- The Washington Times - Tuesday, May 16, 2006

In his televised address Monday night, President Bush hoped to quiet the enforcement-first members in his own party by leading with border security. That’s not the same as actually addressing their concerns. We are no more encouraged now than we were Monday morning about the president’s commitment to secure the border.

The president’s plan to increase the Border Patrol by 6,000 agents by 2009; place 6,000 National Guard troops on the border in a year-long supporting role; end the “catch-and-return” policy; and fully fund better security technology and barriers is all well and good. But it’s not nearly enough. To “have full control of the border,” as Mr. Bush phrased it, would require at least four times as many agents, the building of a wall and more. We recognize the drawbacks, both symbolically and fiscally, of a wall. Yet that’s what it would mean to have “full control of the border.”

Despite the administration’s prior commitment to hire 2,000 agents every year, its fiscal 2006 budget called for only 210 agents, or 10 percent of the promised increase. More recently, Sen. Judd Gregg, chairman of the Appropriations homeland security subcommittee, has complained about how the White House has “stiff-armed” his attempts to help Border Patrol purchase better equipment.
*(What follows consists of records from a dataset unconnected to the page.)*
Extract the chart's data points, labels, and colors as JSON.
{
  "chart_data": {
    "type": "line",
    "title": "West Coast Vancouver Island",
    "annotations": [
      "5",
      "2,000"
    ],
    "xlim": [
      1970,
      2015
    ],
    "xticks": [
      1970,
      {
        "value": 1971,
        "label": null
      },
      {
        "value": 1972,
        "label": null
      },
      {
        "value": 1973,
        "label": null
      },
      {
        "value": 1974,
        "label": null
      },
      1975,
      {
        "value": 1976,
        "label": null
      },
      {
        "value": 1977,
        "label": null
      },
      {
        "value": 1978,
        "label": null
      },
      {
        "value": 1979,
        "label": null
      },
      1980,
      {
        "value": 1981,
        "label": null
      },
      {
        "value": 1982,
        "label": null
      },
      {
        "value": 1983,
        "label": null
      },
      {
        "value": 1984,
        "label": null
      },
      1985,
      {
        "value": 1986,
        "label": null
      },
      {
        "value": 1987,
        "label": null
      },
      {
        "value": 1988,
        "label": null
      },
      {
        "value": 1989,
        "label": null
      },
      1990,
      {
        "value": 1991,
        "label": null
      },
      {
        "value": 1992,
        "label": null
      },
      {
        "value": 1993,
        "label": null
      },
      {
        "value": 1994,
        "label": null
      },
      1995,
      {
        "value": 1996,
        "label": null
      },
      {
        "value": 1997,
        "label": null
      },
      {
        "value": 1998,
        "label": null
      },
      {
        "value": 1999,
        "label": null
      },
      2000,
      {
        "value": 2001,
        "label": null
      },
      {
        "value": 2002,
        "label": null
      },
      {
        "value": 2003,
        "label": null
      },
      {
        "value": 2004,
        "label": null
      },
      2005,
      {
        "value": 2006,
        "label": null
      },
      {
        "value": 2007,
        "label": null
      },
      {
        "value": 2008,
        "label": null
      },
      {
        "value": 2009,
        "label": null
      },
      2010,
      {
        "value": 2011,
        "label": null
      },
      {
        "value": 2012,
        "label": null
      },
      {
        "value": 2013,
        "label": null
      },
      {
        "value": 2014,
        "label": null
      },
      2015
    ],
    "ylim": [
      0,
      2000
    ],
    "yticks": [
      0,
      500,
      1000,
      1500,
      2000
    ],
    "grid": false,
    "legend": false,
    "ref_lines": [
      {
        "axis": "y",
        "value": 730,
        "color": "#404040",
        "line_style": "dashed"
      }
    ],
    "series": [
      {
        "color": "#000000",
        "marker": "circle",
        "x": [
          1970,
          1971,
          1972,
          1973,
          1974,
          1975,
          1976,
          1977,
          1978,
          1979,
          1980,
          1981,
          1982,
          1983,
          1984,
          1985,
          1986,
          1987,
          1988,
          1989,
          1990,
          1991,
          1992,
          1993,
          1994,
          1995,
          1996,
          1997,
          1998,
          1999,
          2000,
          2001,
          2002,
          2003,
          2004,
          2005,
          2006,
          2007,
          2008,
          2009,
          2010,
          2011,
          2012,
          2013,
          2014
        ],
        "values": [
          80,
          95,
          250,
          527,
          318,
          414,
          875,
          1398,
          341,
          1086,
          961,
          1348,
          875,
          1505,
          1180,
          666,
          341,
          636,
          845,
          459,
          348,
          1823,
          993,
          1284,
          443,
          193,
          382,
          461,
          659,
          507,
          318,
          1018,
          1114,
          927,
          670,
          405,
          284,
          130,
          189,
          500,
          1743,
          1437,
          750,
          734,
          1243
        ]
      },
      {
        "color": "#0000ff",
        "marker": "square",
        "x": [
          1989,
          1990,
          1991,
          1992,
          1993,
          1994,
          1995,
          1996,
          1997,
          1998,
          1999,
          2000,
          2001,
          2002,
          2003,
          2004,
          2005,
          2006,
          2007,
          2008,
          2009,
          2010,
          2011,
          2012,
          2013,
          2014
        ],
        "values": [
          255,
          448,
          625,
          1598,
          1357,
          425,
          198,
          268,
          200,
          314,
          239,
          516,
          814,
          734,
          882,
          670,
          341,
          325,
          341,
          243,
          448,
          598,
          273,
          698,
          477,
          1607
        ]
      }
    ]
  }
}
This time around, Mr. Bush must back his words with legislative action.

On the other hand, we’re quite sure Mr. Bush means what he says about amnesty — a position the White House has just recently embraced. Of course, as the president repeatedly insisted, it’s not amnesty. Call it “earned citizenship,” phrasing that no doubt works well in a focus group. But when lawbreakers are rewarded with citizenship — whether they are in the front of the line or in back — that’s amnesty.

The attempt to mask a proposal’s true nature is disingenuous, as is knocking down arguments the other side has never seriously considered. For instance, the president said that “some in this country argue that the solution is to deport every illegal immigrant — and that any proposal short of this amounts to amnesty.” This is a distortion of what supporters of enforcement-first have actually called for. The president continued: “There is a rational middle ground between granting an automatic path to citizenship…and a program of mass deportation.” Yes, there is: Federal, state and local law enforcement agencies can enforce the laws. Deportation is already the punishment for those caught in the country illegally, as are sanctions against employers who hire them.

Mr. Bush did strike the right notes on a few proposals, like assimilation through English and identification cards for legal foreign workers. Yet he let slip an invaluable opportunity to give the American people what they are demanding — a secure southern border.

If Mr. Bush feels it’s fair to describe the ugly side of securing the border and law enforcement, which we don’t deny, he should at least address the even uglier side of amnesty and a guest-worker program. He didn’t and that’s unfortunate.